The pork gyoza were also wonderful, just lightly fried, but each one was so tiny, there were barely enough to share.
Two of the main courses we tried left me wanting more. While the grilled sea bass that my husband ordered was fresh and flavorful with a tasty white miso, the zucchini, onion and broccoli that came with it were bland. And it was far from hearty; simply adding some rice would have helped. My husband left hungry the second visit as well, when he ordered another light dish, the sake oyakodon. This dish paired raw salmon on moist rice with an egg omelet. A tricky combination, it could have benefited from a sauce to tie the elements of the dish together.
The filet mignon was moist, flavorful and tender, with a wasabi sauce that worked well on the meat. It was served with delicious, creamy mashed potatoes.
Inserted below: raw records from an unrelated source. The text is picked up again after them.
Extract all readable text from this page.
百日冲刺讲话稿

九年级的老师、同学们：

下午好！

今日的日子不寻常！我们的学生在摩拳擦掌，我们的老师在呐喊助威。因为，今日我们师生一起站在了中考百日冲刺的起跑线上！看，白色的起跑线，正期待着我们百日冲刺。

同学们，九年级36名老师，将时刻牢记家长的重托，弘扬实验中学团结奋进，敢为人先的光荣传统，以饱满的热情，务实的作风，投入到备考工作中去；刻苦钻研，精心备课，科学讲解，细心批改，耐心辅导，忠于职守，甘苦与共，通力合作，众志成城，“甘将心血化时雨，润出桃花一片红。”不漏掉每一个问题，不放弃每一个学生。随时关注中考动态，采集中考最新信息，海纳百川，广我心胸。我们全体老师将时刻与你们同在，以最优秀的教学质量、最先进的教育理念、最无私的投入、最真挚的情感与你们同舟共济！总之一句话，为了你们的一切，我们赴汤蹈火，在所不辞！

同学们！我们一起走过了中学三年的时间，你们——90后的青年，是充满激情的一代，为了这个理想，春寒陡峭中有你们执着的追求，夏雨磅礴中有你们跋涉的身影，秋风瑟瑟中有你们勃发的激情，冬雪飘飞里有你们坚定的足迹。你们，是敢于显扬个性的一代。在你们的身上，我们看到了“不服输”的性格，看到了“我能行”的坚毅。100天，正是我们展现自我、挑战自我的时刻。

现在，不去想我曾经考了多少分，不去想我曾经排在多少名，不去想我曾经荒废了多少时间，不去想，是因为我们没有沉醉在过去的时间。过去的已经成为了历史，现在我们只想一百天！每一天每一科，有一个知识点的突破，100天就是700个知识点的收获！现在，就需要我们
There is a large array of sushi here, and all of it that we ordered was fresh, including the tofu roll and the California roll. I decided to also try the most expensive roll, the Venice roll, which was $21 and considered the chef's specialty. It combined snow crab and tuna avocado crunch in a slightly spicy sauce with a seaweed accent. This was tasty, but with only eight pieces to an order, I would argue it wasn't worth the money. I've had less expensive sushi at other establishments in the area that is as good or better than what's offered here.
For dessert, we most enjoyed the tempura bananas and the mochi, especially the green tea and mango flavors. Tiramisu is reportedly prepared in house, and while it tasted fine, there were parts of it that were frozen, as if it had been recently defrosted. In an attempt to present an artful scoop of ice cream, the chef used a phyllo dough crust, which didn't add much.
Though the many servers were frequent visitors to our table, the multi-server system didn't work well on our first visit when the restaurant had some traffic. Dishes came out piecemeal, as they were ready. That meant one appetizer followed quite a while after the first. I ended up starting on my main course because my husband's took so long, and the salad arrived after the main course. When the server brought the check, he said they decided to give us our ice cream free, apologizing for the mediocre service. "Please come again," he said. "We're ironing out the kinks."
Indeed, some of those kinks seemed to be ironed out by our second visit, when our food arrived within a reasonable amount of time.
In its ambiance, elaborate, attentive service, presentation of the entrees and price, Kuroshio is aiming to be a high-end Japanese restaurant. Many of the entrees are $24 and higher, with the majority of sushi rolls at $15. And while many of the dishes are very good, I'm not certain they merit the higher prices.